Franklin High School (formally Benjamin Franklin High School) is a public high school in Portland, Oregon, United States. It is located in central southeast Portland in the South Tabor neighborhood.

History
Founded in 1914, Franklin is Portland's fourth high school. The city's high schools were filled to capacity at the time, and the population in southeast Portland was rapidly growing. It was initially founded in part of the Creston elementary school, with nine instructors and 115 student in the spring 1914 semester. The current brick building, designed by Floyd Naramore, opened in September 1917.

In 1942, a statue of Benjamin Franklin, after whom the school was named, was installed outside of Franklin High School.
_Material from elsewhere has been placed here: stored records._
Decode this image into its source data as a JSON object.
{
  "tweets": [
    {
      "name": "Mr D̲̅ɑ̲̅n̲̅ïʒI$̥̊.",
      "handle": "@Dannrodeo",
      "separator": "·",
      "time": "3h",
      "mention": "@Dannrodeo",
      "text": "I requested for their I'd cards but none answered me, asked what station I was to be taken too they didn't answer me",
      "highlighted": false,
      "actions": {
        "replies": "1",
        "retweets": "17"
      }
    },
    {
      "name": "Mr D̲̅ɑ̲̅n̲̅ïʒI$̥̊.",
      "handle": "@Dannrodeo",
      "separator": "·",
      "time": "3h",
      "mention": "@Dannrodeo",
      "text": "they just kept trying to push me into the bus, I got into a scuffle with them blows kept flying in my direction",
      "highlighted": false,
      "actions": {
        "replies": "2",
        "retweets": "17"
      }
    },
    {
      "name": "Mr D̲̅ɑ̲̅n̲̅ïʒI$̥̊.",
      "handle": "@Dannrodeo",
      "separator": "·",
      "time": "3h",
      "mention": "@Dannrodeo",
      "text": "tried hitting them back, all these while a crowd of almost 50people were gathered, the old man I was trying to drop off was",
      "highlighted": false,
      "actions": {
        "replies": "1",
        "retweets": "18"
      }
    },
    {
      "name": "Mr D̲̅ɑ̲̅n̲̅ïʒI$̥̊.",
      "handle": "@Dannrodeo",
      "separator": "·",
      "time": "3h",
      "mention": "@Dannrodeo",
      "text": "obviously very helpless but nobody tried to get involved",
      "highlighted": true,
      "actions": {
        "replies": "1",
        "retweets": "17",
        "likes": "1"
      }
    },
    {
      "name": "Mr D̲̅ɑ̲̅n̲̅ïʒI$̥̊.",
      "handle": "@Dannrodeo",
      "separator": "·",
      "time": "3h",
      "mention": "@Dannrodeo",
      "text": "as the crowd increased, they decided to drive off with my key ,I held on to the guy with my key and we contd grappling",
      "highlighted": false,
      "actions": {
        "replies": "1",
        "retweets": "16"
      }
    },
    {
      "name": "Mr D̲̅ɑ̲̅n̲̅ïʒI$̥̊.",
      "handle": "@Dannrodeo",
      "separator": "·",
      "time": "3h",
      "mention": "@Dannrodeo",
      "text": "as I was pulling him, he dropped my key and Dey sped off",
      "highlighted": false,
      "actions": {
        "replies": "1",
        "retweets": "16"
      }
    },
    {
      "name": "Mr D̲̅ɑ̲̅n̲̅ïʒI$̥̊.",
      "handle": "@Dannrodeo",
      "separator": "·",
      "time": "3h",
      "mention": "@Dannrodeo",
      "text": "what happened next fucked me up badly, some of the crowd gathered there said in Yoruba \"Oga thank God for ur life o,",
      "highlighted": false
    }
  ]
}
Due to the baby boom and the passing of a $25 million building levy by the school district in 1947, a new addition for arts, industrial arts, and home economics departments was slated.

In October 2010 the school decided to discontinue its competitive robotics team due to the lack of any school official sanctioning the team, allegedly by locking the team out of their workspace without access to their tools, or the more than $7000 the team had raised to sustain the program.  The team had been a part of the school for seven years.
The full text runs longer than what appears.